The Earth’s atmosphere is under an increasingly fine-tuned microscope, analyzed with bygone weather balloons still launched twice daily to pioneering satellites that capture the dazzling dances of frosted cloud tops.
It’s all in an effort to predict Mother Nature’s next move — whether tropical cyclone or Alberta clipper — but can fall short if the cornucopia of data feeds into a dullard computer.
This month, two brawny supercomputers the size of school buses will be added to the weather forecasting capacity of the U.S. They are the cherries on top of a multiyear, multi million-dollar improvement to the National Weather Service’s forecast muscle, and will process mountains of calculations for a souped-up Global Forecast System (GFS) weather model.
“The supercomputer enables us to upgrade the model without suffering any lag time in getting information back,” said Robert Molleda, the warning coordination meteorologist for the National Weather Service office in Miami. “We can capture more data and make the calculations even faster.”
The computers’ lickety-split speed is expressed in petaflops.
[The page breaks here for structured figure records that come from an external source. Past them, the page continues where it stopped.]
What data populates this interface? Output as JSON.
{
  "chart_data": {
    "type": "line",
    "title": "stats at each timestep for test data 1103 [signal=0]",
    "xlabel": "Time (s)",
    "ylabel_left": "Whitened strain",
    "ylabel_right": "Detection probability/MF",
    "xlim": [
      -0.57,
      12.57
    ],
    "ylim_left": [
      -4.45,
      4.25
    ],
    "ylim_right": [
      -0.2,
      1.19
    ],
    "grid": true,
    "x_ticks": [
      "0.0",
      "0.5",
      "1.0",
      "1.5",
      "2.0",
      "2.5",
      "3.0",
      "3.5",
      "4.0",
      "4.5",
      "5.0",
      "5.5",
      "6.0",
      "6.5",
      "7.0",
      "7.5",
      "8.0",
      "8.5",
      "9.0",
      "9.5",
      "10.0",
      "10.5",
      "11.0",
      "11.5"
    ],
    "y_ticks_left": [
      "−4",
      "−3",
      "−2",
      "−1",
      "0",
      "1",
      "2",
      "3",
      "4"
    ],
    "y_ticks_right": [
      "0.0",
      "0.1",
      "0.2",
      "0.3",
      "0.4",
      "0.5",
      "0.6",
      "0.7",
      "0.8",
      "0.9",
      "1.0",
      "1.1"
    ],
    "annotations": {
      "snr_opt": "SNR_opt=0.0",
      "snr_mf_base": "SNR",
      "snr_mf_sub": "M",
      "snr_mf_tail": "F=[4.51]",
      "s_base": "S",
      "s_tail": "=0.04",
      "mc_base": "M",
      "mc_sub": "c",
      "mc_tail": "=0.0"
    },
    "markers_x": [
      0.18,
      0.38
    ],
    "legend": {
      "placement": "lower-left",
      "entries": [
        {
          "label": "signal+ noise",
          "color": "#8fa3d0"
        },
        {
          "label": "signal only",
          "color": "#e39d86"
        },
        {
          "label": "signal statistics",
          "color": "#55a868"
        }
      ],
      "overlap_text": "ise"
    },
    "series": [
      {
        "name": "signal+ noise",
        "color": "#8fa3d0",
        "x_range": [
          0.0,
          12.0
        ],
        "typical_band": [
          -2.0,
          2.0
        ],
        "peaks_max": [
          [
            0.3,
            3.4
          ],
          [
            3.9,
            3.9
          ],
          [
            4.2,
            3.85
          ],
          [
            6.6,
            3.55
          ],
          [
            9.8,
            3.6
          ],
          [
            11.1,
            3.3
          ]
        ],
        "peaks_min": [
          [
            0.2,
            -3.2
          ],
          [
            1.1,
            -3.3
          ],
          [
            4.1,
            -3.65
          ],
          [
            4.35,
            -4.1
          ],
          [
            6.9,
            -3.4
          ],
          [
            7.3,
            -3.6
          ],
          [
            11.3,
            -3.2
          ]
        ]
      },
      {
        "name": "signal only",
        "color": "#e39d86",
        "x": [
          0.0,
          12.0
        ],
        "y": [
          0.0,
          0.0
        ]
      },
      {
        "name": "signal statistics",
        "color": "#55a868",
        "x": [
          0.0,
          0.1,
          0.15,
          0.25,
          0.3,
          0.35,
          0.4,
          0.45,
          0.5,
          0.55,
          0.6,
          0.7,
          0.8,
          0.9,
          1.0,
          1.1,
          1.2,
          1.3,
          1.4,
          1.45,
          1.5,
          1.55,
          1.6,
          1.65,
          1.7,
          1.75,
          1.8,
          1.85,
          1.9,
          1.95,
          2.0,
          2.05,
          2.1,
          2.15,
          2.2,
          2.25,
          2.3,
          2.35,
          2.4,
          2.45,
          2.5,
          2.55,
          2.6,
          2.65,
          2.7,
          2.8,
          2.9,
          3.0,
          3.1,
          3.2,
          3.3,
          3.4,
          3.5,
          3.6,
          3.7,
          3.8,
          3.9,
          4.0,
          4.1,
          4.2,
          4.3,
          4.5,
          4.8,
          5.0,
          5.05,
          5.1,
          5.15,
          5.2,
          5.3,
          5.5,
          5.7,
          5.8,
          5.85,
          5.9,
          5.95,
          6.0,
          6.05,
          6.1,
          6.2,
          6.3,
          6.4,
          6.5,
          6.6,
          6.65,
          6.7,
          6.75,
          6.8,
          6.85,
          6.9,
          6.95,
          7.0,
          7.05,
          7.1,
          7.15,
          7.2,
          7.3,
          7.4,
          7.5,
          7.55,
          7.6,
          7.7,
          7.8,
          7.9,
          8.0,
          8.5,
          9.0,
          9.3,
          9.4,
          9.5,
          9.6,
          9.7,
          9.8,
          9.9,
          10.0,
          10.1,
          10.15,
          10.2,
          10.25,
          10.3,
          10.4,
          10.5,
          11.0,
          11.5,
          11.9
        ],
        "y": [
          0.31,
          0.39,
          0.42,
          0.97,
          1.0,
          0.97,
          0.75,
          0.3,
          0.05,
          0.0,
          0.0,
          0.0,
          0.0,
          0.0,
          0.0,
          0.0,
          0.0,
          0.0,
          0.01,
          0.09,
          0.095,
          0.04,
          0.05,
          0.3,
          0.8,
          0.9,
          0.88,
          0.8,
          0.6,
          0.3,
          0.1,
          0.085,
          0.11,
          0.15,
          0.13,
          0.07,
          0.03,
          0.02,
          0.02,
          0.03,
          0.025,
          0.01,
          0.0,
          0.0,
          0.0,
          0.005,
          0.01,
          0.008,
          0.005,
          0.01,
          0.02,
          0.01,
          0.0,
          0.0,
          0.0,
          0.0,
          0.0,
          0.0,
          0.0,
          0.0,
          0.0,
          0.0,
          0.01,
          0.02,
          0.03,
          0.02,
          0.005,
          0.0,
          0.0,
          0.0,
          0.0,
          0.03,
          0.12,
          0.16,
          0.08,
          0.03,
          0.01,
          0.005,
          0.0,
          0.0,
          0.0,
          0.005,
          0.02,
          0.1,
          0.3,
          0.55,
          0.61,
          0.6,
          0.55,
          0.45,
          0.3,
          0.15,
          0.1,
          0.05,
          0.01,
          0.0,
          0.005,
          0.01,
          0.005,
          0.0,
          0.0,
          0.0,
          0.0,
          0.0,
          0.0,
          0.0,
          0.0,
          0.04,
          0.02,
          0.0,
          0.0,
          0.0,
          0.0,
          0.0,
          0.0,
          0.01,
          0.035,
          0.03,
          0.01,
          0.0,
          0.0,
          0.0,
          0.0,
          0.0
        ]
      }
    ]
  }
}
One petaflop equals one quadrillion calculations per second. The addition of the new supercomputers boosts the overall braininess of the league of weather computer heavyweights to 8.4 petaflops.
That means if everyone on Earth was given a calculator and asked to keep up with the supercomputers they would have to perform 1.2 million calculations per second, according to Dave Michaud, director of central processing for the National Weather Service.
“For us, the important thing is the outcomes in terms of our mission to protect life and property,” Michaud said. “We want to give the decision makers the best information possible to help people in high-impact situations.”
It’s a multistep process. Atmospheric readings are gathered worldwide by weather balloons, ships, ocean buoys, airplanes and ground stations. Those readings are fed into the computers, which put them into calculations weather models can use to create a forecast.
Advanced satellites, such as the GOES East, which was launched in the fall of 2016, and the enhanced Joint Polar Satellite System-1, which launched in November, also add to the data going into the computer.
This year’s computing upgrade is part of a 10-year National Oceanic and Atmospheric Administration contract awarded in 2012 and capped at $502 million. About $25 million was added to the budget after Hurricane Sandy devastated the northeast in October 2012, and limitations of the GFS, or American forecast model, were exposed.
The GFS underperformed compared to the model from the European Center for Medium-range Weather Forecasts, or European model, which correctly forecast Sandy’s track toward the East Coast.
The GFS was outdone again during 2015’s Category 5 Hurricane Joaquin. The GFS and European model disagreed on forecast track with the GFS showing the dangerous cyclone making landfall in the Mid-Atlantic region, while the European had it going out to sea.
The European model won.
Thirty-three crew members aboard the cargo ship El Faro died when it sank in Hurricane Joaquin. The U.S. Coast Guard ultimately determined the captain misjudged Joaquin’s path and “failed to understand the severity of the situation.”
“As other computing centers around the world step up their game, it is vital that the U.S. atmospheric scientists also have access to the computing power they need for continual improvement,” said Bob Henson, a meteorologists and blogger for Weather Underground.
Of the 10 hurricanes and seven tropical storms that formed during the hyperactive 2017 hurricane season, four reports evaluating forecast accuracy have been released by the National Hurricane Center. Those include for tropical storms Arlene, Don, Katia and Rina.
“All mention poor forecasts of formation of the tropical cyclone,” noted Rick Knabb, former NHC director who is now at The Weather Channel, in a tweet this month. “Exemplifies how tropical cyclognesis remains a scientific and operational challenge, and why forecasts are probabilistic.
The new GFS model, which will be used experimentally during the 2018 hurricane season with the new supercomputing capacity, will have increased resolution in more levels of the atmosphere and out for 16 days, versus the current 10 days.
“It’s really about bringing the big picture information and large-scale weather systems into better resolution and applying the information as much as possible to local weather,” Molleda said. “It will help us provide more accurate information sooner.”